Sunday, May 6, 2007

Letters From Iwo Jima

General Tadamichi Kuribayashi leads remnants of his Japanese infantryman into what is, without any shred of doubt, certain death. Their country has left them on the island of Iwo Jima without the manpower or weaponry needed to adequately fight the 100,000 approaching invaders from America. After the smoke clears, only 1,083 of the 22,000 Japanese will have survived. And yet, Kuribayashi insists that his men continue battling with high spirits, while keeping in mind that, “our people will praise our dedication.” Ironically, the Iwo Jima battle was virtually erased from Japanese history books, perhaps out of pure shame for their own crushing loss. Most of the Japanese actors in director Clint Eastwood’s Letters from Iwo Jima had no knowledge of the battle until they read the script.

This is one of many staggering facts detailing the scope of 77-year-old Eastwood’s profound cinematic achievement, consisting of two films that focus on that pivotal bloody battle. Flags of Our Fathers, released last October, followed three American soldiers who get their picture taken while raising an inconsequential replacement flag at Iwo Jima. The photograph ends up spreading newfound patriotism across a cynical nation, and like the toppling of Saddam’s statue, the staged event is used by the government as pro-war propaganda. The soldiers are escorted back to America and lauded as “heroes”, a title they are each reluctant to accept. Letters from Iwo Jima tells a story that is no less relevant and relatable to the American public, even though its story is exclusively that of the Japanese.

Based on the actual letters Kuribayashi wrote to his family, Letters looks with unflinching detail and humanity at the Japanese soldiers’ shattering plight. Young Saigo, played by Kazunari Ninomiya, is jettisoned into the war before he can even witness the birth of his child. No one is particularly pleased to be on the island, even as they adhere to a strict code of honor with zombie-like persistence. Death is repeatedly emphasized as an act honorable above all others, when on the battlefield, though Kuribayashi—played by The Last Samurai’s Ken Watanabe—struggles to keep his men alive whatever the cost. Yet as the body count rises, assisted by dedicated soldiers who honorably commit suicide, the struggling survivors find themselves woefully under-equipped –a predicament that current soldiers stationed in Iraq could undoubtedly relate to.
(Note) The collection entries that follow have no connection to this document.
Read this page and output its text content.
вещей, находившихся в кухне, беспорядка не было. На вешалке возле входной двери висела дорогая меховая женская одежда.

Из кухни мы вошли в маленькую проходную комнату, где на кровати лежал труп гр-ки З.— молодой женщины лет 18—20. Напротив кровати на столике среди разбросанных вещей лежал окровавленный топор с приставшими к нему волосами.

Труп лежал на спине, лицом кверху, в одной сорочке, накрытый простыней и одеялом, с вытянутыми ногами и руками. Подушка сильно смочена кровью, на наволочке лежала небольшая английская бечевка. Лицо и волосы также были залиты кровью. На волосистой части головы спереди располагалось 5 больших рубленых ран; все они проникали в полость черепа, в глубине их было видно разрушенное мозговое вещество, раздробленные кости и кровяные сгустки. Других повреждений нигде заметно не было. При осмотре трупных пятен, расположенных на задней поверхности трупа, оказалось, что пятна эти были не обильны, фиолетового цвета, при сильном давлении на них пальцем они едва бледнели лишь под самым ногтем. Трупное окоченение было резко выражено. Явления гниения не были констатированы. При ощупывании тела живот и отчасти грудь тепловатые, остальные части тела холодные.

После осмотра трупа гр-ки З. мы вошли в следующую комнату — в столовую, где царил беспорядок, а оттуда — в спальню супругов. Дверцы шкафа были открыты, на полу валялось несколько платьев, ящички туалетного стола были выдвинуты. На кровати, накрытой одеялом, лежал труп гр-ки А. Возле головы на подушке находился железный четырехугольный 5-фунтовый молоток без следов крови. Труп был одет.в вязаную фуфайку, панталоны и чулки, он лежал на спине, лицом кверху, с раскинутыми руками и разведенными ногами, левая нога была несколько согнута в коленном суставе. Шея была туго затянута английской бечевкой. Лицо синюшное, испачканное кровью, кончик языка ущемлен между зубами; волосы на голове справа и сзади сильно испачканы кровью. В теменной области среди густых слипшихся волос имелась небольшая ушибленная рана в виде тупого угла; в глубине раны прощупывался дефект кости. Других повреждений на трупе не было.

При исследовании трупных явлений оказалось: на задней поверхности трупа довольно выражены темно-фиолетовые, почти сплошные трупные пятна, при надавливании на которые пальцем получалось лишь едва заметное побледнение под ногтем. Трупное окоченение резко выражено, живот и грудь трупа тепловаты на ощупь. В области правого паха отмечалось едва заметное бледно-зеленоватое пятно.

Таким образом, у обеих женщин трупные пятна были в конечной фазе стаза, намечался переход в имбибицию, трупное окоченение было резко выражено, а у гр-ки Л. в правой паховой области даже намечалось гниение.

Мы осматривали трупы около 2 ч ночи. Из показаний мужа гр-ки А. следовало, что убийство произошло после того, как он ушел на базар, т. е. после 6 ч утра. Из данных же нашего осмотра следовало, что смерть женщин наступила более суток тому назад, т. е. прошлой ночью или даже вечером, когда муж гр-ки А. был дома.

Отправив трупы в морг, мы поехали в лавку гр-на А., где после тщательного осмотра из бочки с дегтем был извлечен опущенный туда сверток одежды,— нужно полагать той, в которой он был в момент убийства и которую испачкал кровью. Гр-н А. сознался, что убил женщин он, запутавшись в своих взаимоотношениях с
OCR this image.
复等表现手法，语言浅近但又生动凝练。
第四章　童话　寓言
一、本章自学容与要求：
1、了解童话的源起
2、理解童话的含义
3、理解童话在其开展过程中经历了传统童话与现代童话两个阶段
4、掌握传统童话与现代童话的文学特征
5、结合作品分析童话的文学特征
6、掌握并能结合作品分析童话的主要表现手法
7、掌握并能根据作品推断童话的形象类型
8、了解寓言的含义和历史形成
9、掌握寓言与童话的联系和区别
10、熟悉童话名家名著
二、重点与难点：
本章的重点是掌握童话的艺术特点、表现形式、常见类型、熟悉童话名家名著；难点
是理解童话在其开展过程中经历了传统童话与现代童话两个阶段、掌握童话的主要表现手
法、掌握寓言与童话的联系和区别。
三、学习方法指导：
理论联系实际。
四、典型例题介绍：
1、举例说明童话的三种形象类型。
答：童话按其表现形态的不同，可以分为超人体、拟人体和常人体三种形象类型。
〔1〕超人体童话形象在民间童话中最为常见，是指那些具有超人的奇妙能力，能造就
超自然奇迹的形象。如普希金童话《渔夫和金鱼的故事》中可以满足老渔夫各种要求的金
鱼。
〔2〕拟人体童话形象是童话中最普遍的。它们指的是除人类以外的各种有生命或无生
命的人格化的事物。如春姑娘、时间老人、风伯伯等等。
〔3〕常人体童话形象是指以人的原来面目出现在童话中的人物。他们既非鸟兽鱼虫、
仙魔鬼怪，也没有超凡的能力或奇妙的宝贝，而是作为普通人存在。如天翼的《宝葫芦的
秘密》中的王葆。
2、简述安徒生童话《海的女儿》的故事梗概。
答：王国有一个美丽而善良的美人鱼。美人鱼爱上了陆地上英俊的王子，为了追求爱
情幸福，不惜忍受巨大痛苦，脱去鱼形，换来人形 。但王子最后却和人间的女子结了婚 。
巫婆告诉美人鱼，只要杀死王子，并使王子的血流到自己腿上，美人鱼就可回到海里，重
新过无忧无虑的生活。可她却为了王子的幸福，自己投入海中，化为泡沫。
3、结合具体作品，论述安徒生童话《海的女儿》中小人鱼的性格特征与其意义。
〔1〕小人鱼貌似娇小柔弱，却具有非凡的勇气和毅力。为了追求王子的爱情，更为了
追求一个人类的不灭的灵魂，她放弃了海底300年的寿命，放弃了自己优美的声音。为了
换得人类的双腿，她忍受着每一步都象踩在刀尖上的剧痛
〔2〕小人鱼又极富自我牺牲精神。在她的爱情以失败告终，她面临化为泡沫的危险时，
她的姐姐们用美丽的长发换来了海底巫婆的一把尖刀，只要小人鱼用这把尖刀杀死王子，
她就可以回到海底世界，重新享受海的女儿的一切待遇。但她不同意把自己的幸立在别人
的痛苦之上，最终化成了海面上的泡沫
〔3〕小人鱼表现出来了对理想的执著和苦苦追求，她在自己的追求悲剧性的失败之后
As Saigo races through the intricate network of underground tunnels and bunkers he helped hollow out—in sequences reminiscent of Andrzej Wajda’s Kanal (1957)—his early query, “Are we digging our own graves?” comes back to haunt him.

Iris Yamashita’s screenplay follows a traditional war movie structure that fuses together beautifully with Eastwood’s quietly observant direction, allowing the film’s complex themes to play out on a deceptively simple canvas. It is considerably better Flags, which succumbed to excessive sentimentality during a final act father-son reunion that came out of nowhere—except James Bradley’s memoir which the film was based on. Letters offers much tighter focus on character nuance, and elicits fiercely passionate work from Watanabe, whose performance plays like a slow, brutal heartbreak. As is common in an Eastwood film, the most powerful moments are usually the smallest: a Japanese Olympic star tenderly chats with an injured American; a soldier remembers risking expulsion for refusing to kill an innocent house pet; the defeated Japanese listen to a hopeful children’s choir singing “Our proud island Iwo Jima” on the radio. The unifying message of Eastwood’s entire two-film project is clearly revealed when a letter written by the mother of a deceased American soldier is read aloud by the Japanese, and they realize that their “enemy” isn’t all that different from themselves.


The inherent weakness of both Iwo Jima films is Eastwood’s unrelenting insistence on pounding the audience with his message long after it has sunk into their brains. The parallels between past and present, American and Japanese, heroism and hell are brilliantly expressed by both Flags and Letters, yet through a repetitive structure that is, at times, intensely frustrating. What continue to fascinate are the emotional and thematic parallels between both films, which truly illustrate the ideological unity of two opposing enemies who were each victims of war in every sense of the word. Since the sum of both films is vastly superior to its parts, it may have been wiser for Eastwood to edit the films together, cutting out the extraneous footage, while simultaneously following both countries through their similar struggles. That may have culminated in a sure-fire masterpiece, yet as it stands, Flags and Letters are two tremendously interesting pieces of a much more captivating puzzle.